The insurance world is undergoing a sea change – not just within individual sub-sectors, but across the industry as a whole. This is colliding with digital transformation in general.
It’s not just being disrupted by the move towards online or mobile collaboration: there are other forces at play. While the creation of new digital products and digital innovation poses a huge opportunity for insurance companies – it’s also highly risky. It is asking for a huge leap for some companies that follow the oldest of business models.
New technology means new considerations must be taken into account. For example, telematics systems in cars detect users’ driving style, distance and time of day, feeding that data back to insurers to determine policy rates. Typically, telematics has been seen as associated with the motor industry and its black boxes, but is increasingly being used in home and health insurance as more consumers are happy to use behavioural trackers in order to bring down the cost of their insurance. Wearable fitness trackers and health monitoring apps all disrupt the way insurers’ price and underwrite coverage.
The Internet of Things is having a huge impact on the insurance industry as well. It creates opportunities for further engagement with consumers and their cars, homes and selves. The IoT will also pull in competition from non-insurance players within the market, such as automotive, technology and mobile.
This is a huge challenge for the insurance industry in the UK. It is one of the least digitally transformed business sectors, unlike banking, telecommunications, media and retail. This is putting insurance companies in a position where they have a huge leap to make to meet customer expectations, and that chasm is growing everyday.

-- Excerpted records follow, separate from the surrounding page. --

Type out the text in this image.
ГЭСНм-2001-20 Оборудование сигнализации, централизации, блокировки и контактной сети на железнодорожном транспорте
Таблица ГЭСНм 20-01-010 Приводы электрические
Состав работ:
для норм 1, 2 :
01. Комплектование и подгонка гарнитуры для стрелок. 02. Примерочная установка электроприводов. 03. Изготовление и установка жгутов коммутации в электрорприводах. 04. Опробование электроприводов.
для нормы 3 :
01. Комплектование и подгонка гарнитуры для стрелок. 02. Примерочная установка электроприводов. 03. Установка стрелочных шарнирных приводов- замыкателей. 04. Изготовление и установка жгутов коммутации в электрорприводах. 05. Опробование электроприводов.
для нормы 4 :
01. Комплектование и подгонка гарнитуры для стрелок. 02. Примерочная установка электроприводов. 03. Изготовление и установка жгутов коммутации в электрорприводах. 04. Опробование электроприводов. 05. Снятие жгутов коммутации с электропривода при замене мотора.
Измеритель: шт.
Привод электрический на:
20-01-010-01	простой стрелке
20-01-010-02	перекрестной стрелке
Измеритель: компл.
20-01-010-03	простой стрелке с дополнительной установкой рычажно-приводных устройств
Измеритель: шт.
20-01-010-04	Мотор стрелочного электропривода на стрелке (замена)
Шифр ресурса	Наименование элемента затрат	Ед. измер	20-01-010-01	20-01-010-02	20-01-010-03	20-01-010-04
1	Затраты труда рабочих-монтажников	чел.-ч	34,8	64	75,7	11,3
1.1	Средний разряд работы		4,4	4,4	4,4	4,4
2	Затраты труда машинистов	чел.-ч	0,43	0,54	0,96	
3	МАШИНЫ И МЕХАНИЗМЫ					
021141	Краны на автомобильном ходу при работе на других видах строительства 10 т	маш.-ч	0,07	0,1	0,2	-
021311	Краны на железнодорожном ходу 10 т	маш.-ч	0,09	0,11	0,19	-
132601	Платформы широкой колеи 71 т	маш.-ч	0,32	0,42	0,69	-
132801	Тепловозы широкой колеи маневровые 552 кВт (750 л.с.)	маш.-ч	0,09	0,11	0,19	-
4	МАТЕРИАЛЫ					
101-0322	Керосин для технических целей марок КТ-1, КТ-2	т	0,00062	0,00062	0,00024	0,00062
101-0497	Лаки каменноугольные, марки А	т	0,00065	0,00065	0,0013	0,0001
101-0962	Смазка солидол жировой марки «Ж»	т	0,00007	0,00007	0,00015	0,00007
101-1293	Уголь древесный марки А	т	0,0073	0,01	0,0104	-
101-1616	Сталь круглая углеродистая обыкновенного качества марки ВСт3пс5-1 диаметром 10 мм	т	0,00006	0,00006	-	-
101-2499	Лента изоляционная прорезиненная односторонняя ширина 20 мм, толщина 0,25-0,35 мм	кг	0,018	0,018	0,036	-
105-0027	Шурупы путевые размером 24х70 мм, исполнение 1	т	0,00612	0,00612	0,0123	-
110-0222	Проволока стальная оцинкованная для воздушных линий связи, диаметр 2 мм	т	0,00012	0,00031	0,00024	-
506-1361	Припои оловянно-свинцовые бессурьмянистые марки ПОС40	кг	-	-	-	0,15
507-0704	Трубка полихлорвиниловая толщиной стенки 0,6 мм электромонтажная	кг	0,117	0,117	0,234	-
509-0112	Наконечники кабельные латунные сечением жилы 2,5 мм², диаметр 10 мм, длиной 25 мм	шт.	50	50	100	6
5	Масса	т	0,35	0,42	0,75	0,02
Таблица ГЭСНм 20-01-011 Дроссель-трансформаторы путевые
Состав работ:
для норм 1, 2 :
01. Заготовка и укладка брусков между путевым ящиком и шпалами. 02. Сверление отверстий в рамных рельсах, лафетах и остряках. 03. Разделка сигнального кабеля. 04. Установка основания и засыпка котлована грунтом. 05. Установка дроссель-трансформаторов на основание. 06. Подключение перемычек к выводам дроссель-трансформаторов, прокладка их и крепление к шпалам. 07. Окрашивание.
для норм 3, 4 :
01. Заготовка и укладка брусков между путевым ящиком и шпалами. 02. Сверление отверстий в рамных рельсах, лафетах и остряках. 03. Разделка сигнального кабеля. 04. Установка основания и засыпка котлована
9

The customer experience has to be at the heart of an insurance provider’s digital transformation journey. This is a tough challenge in an industry that’s largely intermediated. Customers are in the driver’s seat of all interactions with brands so insurers need to create positive customer experiences at multiple touch points. Insurers in the UK have never really been seen as “brands” in the same way that retailers, or even banks are. In this new digital world, they need to start thinking more about what the customer wants and that personal touch – which they’ve never offered before. One way in which insurers are approaching this already is by creating a sub-brand, for example Prudential’s Vitality health insurance brand. This has allowed it to build a new platform on which to start reaching out to new customers.
Many insurance players as we know them today will cease to exist in the next decade, or will no longer be considered relevant. There is an existential threat for the insurance industry – but it's the same threat being faced by companies across the board – digitise or die. One reason for this is that in certain instances, the objects/things they insure will cease to exist. You only need to look at the sharing economy to see how consumer behaviour is changing. People won’t own cars anymore because companies like Uber and Google will be monopolising the market with driverless cars and affordable door-to-door public transport. So where does that leave motor insurance – will the Googles and Ubers of the world own the insurance? In some cases, this is already happening, with Google’s Compare tool, which can be used to compare car insurance quotes, and Uber’s bundled insurance and car leasing arrangements for drivers.
The key point here is that for these insurers, there’s an absolute need to change. Some will certainly react faster, and some are already starting to adapt, but others will fail. It’s a classic case of sink or swim.
For those that can swim, the struggles don’t just stop there. Those brands that do survive need to adapt totally to operate as a modern brand, a totally alien concept to the majority of insurers.